В этом итоге доля рыжего Кольки была невелика. Все-таки Катерина Ивановна ненавидела Кольку — вполне примирившись со взрослым тихим Николаем и даже нехотя жалея его, когда он за столом, подвыпив, ложился головой на локоть и виновато улыбался половиной сморщенного лица, — продолжала ненавидеть одноклассника, будто это был совершенно другой человек. Доходило до того, что пацаны уже не передразнивали учительницу сами, а сразу обращались к Кольке, будто имели под рукой нечто готовое и лучшее. Получалось, что Колькины грязные веснушки, похожие на семена его же сорных всклокоченных вихров, его манера, швыркнув носом, звучно глотать, его вислоплечий костюм на вырост, уже засаленный и с нитяными корешками вместо пуговиц, — все это оскорбительным образом относилось к матери. Взрослым Николай таскал по будням как будто все те же брюки, вяло спадающие на башмаки (от этого чудилось, что они готовы вот-вот свалиться), все тот же клоунский пиджачок. Казалось, чтобы избавиться от старой одежды, ему надо непременно вырасти, чего Колька, сам уже износившийся, сделать никак не мог, — а главное, его убожество относилось теперь к нему одному, не задевая даже его франтихи-жены, и это делало его, несмотря на очевидную семейность, заброшенным и одиноким.
Мать от кого-то знала — в классе думали, будто от дочери, — про Колькин цирк и частенько вызывала в школу его собственную родительницу. Она была неопрятна и толста бугристой нездоровой толщиной, тоже, как и сын, всегда в каких-то нитках: белые, бельевые, липли ей на зимнее пальто, отчего казалось, будто оно надето прямо на ночную сорочку. Ее щекастое лицо с неожиданно вострым лоснящимся носиком постоянно принимало пищевые оттенки: обычно цвета сосиски с горчицей, но когда она лезла, отдуваясь и кланяясь, по школьной лестнице, делалось похожим на переспелый помидор. Дожидаясь учительницу у окна, она никогда в него не глядела — вообще не глядела туда, куда не могла добраться или не собиралась идти, так что ее лишенный перспективы и якобы предельно конкретный мир, вероятно, был условным, как театральная декорация. Страшно представить, какими нереальными делаются сумка, или ложка, или трамвай без облака в небе или дальней горы, — но она преспокойно пользовалась всей этой бутафорией и доверяла тяжесть своего бурно дышащего тела любым перилам и любой стене, в сущности, безопорным.

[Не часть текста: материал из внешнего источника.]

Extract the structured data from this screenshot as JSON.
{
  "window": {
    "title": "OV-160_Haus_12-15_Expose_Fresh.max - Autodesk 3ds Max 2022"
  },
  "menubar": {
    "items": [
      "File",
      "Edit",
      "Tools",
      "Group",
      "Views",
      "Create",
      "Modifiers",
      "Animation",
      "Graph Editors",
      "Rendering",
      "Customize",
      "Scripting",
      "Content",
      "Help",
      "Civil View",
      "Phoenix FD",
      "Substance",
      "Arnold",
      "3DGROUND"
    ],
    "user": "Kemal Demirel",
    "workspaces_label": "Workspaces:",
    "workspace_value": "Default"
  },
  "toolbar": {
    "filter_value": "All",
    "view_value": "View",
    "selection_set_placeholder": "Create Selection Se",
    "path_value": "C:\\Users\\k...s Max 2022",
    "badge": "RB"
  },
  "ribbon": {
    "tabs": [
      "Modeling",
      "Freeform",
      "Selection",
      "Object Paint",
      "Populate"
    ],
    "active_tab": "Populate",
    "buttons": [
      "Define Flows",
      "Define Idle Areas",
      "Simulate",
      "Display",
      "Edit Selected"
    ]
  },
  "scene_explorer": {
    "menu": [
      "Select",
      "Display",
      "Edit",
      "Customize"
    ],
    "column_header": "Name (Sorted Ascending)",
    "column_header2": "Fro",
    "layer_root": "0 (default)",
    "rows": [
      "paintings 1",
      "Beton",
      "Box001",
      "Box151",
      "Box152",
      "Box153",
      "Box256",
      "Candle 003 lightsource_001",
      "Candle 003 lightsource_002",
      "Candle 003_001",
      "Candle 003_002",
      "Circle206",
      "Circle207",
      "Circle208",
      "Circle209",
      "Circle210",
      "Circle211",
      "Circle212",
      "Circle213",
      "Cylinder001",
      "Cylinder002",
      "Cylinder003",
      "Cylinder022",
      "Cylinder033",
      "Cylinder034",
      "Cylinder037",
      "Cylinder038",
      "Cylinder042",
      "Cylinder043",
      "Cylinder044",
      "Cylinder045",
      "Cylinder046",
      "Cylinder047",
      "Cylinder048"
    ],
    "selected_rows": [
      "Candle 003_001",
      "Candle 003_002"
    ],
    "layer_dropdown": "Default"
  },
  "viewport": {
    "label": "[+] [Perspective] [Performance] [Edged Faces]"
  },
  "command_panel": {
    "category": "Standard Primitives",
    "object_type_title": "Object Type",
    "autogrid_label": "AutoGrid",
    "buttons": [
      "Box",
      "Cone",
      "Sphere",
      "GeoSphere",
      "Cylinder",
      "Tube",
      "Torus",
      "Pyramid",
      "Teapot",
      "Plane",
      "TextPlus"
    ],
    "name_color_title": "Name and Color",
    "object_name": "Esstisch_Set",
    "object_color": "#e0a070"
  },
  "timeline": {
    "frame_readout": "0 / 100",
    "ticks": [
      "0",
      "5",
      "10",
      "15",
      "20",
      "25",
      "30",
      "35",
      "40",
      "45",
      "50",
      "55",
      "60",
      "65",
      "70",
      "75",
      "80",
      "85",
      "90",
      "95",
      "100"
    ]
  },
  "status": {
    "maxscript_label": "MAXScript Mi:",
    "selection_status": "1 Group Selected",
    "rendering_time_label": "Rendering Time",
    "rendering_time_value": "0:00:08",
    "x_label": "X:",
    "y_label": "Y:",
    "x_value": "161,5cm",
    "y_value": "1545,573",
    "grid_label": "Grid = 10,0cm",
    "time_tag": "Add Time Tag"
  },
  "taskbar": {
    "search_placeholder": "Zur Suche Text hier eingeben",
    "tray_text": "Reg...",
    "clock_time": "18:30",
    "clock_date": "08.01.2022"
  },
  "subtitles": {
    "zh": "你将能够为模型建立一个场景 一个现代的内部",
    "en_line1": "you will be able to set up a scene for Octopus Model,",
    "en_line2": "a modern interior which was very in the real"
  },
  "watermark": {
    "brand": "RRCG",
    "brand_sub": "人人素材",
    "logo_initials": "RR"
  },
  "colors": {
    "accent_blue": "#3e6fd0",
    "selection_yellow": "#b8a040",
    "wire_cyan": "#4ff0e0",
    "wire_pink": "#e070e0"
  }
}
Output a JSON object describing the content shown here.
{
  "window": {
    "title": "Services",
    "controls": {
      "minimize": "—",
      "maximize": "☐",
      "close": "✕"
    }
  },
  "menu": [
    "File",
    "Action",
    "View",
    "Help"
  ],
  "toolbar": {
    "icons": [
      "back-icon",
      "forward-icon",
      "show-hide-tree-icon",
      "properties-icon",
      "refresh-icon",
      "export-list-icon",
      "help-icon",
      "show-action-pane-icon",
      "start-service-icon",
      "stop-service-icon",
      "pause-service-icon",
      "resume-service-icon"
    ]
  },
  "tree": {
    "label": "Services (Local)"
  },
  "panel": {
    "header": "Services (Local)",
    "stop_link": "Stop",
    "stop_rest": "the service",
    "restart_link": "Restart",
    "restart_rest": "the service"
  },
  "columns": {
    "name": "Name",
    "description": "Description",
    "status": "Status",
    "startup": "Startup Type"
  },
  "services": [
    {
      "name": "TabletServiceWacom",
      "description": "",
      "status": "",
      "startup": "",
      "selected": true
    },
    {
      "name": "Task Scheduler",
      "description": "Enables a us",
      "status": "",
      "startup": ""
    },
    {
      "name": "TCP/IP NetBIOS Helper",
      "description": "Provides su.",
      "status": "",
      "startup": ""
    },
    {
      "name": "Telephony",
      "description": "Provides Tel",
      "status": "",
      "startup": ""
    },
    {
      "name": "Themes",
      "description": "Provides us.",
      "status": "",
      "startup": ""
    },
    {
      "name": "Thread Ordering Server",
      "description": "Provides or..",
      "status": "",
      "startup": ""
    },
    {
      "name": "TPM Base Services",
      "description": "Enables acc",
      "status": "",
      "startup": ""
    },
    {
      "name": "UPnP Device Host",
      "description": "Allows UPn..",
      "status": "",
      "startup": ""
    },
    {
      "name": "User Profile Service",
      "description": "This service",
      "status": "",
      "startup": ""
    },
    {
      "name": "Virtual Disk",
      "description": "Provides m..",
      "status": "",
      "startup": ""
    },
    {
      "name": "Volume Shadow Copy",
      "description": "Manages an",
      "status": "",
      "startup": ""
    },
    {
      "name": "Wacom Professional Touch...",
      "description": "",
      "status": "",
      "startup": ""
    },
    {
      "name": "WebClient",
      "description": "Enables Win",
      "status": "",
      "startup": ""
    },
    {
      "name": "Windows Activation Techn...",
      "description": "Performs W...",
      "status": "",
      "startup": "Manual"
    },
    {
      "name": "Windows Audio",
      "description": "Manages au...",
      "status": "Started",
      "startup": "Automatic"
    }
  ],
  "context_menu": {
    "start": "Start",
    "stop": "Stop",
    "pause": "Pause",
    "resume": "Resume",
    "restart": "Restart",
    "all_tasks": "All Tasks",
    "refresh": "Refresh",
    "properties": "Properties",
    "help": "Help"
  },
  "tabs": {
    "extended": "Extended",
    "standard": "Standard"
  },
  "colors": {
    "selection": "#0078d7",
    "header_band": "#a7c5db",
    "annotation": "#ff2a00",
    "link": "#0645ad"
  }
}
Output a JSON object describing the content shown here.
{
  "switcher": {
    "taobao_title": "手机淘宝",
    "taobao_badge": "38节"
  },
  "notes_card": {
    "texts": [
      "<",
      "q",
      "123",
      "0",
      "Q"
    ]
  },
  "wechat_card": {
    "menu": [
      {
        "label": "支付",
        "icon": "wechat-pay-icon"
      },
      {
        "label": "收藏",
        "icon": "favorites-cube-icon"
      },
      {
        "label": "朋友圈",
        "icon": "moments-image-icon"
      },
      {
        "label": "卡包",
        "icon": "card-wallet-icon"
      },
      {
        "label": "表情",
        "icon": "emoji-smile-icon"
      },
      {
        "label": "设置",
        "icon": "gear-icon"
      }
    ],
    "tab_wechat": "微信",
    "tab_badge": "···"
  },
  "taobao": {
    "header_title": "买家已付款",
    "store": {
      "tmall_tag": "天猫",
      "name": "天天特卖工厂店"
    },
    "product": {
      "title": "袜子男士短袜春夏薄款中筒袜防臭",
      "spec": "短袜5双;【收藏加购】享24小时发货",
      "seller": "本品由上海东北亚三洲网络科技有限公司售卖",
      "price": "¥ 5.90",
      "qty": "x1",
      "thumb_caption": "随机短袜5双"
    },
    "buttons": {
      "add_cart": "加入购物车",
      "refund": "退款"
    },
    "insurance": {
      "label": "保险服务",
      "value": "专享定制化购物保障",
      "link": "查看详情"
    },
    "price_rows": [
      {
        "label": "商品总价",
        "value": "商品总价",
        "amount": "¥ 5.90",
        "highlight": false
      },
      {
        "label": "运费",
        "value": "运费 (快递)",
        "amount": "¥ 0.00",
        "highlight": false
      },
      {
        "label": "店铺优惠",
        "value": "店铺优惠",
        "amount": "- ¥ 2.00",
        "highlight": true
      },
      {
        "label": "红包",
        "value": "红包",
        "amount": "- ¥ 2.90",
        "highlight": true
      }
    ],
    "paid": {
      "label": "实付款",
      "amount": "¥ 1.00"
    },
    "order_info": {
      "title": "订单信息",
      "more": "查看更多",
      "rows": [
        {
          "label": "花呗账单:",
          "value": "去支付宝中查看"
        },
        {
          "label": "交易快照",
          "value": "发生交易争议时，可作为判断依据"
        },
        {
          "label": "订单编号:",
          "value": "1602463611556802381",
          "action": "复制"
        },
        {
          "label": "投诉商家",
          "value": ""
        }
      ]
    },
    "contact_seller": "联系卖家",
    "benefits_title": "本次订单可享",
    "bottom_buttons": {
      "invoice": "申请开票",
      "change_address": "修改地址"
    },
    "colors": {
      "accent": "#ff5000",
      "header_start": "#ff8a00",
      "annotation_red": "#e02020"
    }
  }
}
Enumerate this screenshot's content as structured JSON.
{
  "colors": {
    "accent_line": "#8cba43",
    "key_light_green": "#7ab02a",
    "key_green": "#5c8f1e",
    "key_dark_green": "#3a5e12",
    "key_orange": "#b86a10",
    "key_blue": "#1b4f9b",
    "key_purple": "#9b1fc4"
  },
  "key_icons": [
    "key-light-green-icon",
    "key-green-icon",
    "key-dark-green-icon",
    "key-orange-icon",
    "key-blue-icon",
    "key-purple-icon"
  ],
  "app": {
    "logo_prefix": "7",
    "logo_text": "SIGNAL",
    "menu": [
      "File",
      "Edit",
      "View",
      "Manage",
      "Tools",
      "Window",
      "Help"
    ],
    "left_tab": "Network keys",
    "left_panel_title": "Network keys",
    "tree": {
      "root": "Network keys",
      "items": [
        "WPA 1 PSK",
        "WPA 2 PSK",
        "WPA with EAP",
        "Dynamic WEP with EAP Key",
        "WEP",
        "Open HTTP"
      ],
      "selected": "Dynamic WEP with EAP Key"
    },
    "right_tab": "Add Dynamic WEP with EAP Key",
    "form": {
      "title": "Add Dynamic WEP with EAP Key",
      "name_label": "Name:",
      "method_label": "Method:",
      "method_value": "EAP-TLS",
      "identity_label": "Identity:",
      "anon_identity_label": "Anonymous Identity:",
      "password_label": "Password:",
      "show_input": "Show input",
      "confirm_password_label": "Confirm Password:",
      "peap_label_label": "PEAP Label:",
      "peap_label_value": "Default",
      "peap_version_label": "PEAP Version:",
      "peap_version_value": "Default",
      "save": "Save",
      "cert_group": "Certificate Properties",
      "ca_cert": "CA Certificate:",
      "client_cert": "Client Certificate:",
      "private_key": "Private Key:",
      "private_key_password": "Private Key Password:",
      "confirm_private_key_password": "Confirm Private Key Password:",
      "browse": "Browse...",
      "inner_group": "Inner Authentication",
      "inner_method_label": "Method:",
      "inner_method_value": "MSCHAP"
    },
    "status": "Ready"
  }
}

Впрочем, вблизи ее припухлые глаза замечали все и смотрели цепко. Если, пока она дожидалась учительницу, мимо нее проносился, пихаясь и скользя, расхристанный ученик, она буквально повисала на нем и читала ему нотацию сладеньким голосом, не столько обращаясь к нарушителю, сколько апеллируя к подразумеваемой Софье Андреевне, словно надеясь каким-то сверхчувственным способом вместо выговора заслужить ее преподавательскую похвалу. Колькина мать работала не больше и не меньше как в бухгалтерии городской тюрьмы, в плотном пристрое новенького кирпича, словно готовом и предназначенном естественным образом вырасти в один из основных заплесневелых корпусов, уже заранее оплетенном колючей проволокой: высокие шесты на крыше несли паутинные узоры железного пуха, удивительно нежного в ясные дни, на фоне голубых небес. В бухгалтерии, однако, имелся обыкновенный коллектив, видевший зеков только издали, во дворе, где они, обритые и в ватных робах, походили на каких-то чужеземных азиатов, — и в этом коллективе прекрасно знали привычку Колькиной матери вмешиваться во все, что давало пищу ее обильным чувствам и представляло ее с хорошей стороны.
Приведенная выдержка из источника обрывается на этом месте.